Seattle U law students target anti-homeless laws

March 06, 2015

HRAP practicum studentsIn an effort to protect the rights of homeless people, a group of Seattle University School of Law students are creating a comprehensive analysis of nuisance laws and other municipal measures that effectively make it a crime to be homeless.

The Homeless Rights Advocacy Project is housed in the Fred T. Korematsu Center for Law and Equality and led by Associate Professor of Lawyering Skills Sara Rankin. The goal is to provide important legal guidance for both state and national debates about the rights of homeless adults and children and to serve the community by partnering with other organizations working to end homelessness.

The program consists of a practicum class, in which eight second- and third-year students are preparing four comprehensive policy briefs for release to the public in May. Rankin said their analysis is expected to be the most comprehensive in the country.

Thirty-eight first-year students are also participating in HRAP by researching what's known as the "necessity defense" against anti-homelessness laws. Other Seattle U law students can also participate in HRAP as paid research assistants, as program fellows, or as volunteers in various community outreach efforts. 

"The dream is to create a database of homelessness resources," Rankin said. "These are not scholarly resources; this is meant as advocacy. These policy briefs that the students are creating are meant to be used to overturn or prevent the enactment of anti-homeless laws."

Seattle U has partnered on the project with law schools such as the University of California Berkeley in an innovative cross-institutional collaboration.

In recent years, more and more cities have passed laws that unfairly target homeless people, Rankin said. Examples include bans on camping in public, begging, loitering, sitting or lying down in certain places, and sleeping in vehicles.

The Seattle suburb of Burien, as an example, passed a law banning people with offensive body odor from certain public places. In response to public outcry, the city in January removed the language about body odor but kept in place other controversial provisions.

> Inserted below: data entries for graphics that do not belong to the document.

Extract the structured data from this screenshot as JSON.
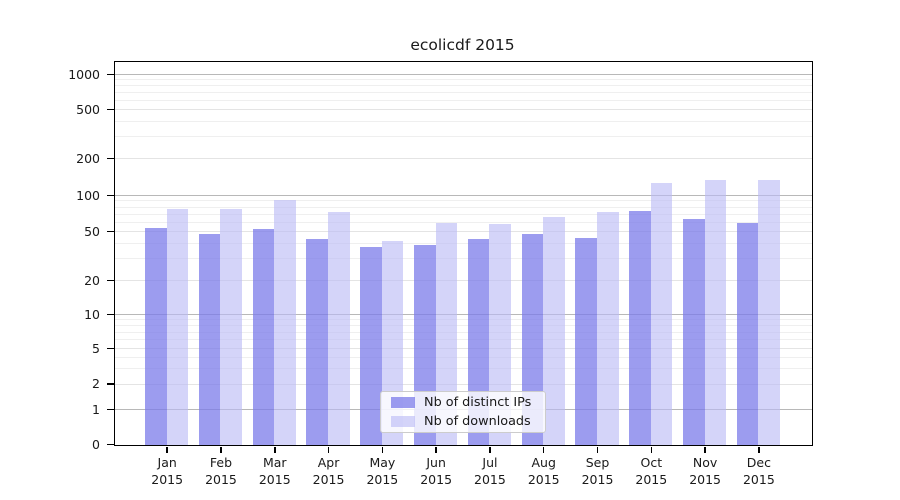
{
  "chart_data": {
    "type": "bar",
    "title": "ecolicdf 2015",
    "categories": [
      "Jan 2015",
      "Feb 2015",
      "Mar 2015",
      "Apr 2015",
      "May 2015",
      "Jun 2015",
      "Jul 2015",
      "Aug 2015",
      "Sep 2015",
      "Oct 2015",
      "Nov 2015",
      "Dec 2015"
    ],
    "x_tick_months": [
      "Jan",
      "Feb",
      "Mar",
      "Apr",
      "May",
      "Jun",
      "Jul",
      "Aug",
      "Sep",
      "Oct",
      "Nov",
      "Dec"
    ],
    "x_tick_year": "2015",
    "series": [
      {
        "name": "Nb of distinct IPs",
        "values": [
          54,
          48,
          53,
          44,
          38,
          39,
          44,
          48,
          45,
          75,
          64,
          60
        ]
      },
      {
        "name": "Nb of downloads",
        "values": [
          78,
          78,
          92,
          74,
          42,
          60,
          58,
          67,
          74,
          127,
          136,
          134
        ]
      }
    ],
    "y_ticks": [
      0,
      1,
      2,
      5,
      10,
      20,
      50,
      100,
      200,
      500,
      1000
    ],
    "xlabel": "",
    "ylabel": "",
    "yscale": "symlog (log above 1, compressed linear 0-1)",
    "ylim": [
      0,
      1300
    ],
    "grid": true,
    "legend_position": "inside plot, lower center"
  },
  "colors": {
    "bar_ips": "rgba(122,122,233,0.74)",
    "bar_downloads": "rgba(186,186,246,0.62)",
    "grid_major": "#b8b8b8",
    "grid_mid": "#e4e4e4",
    "grid_minor": "#efefef",
    "spine": "#000000",
    "text": "#1a1a1a",
    "legend_border": "#cccccc",
    "legend_bg": "rgba(255,255,255,0.8)"
  }
}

Rankin, who teaches Legal Writing, said her passion for working on behalf of the homeless stems from her pro bono work representing immigrants and refugees.

"I realized that it's all about poverty, and homelessness is visible poverty," she said.

"Our least understood form of prejudice is prejudice against homeless people," Rankin said. "Of course it is not socially acceptable to be racist or sexist, but often it seems completely acceptable for society to reject homeless people, to react to them with disgust." The increasingly popular laws that criminalize homelessness, Rankin contends, are codifications of societal disdain for visible poverty.

Moreover, homelessness can be understood as a manifestation of other forms of prejudice, including institutional racism, she said. For example, people of color and LGBTQ individuals are disproportionately represented in homeless populations. When her students compared the wording of many cities' current criminalization laws, they found remarkable similarities to historical laws that have been repealed, such as Jim Crow laws targeting African Americans in the pre-Civil Rights era in the South.

Already, the project is making an impact. After the students presented their early work at a statewide conference hosted by Seattle University in September, two Burien city councilmembers who attended the conference spoke up in support of repealing that city's controversial nuisance law. The American Civil Liberties Union of Washington also served the city of Burien with a cease and desist order regarding the ordinance.

HRAP frequently receives requests from outside organizations for the students to present the results of their analyses. They will also present their work at a conference on poverty law at Seattle U next February.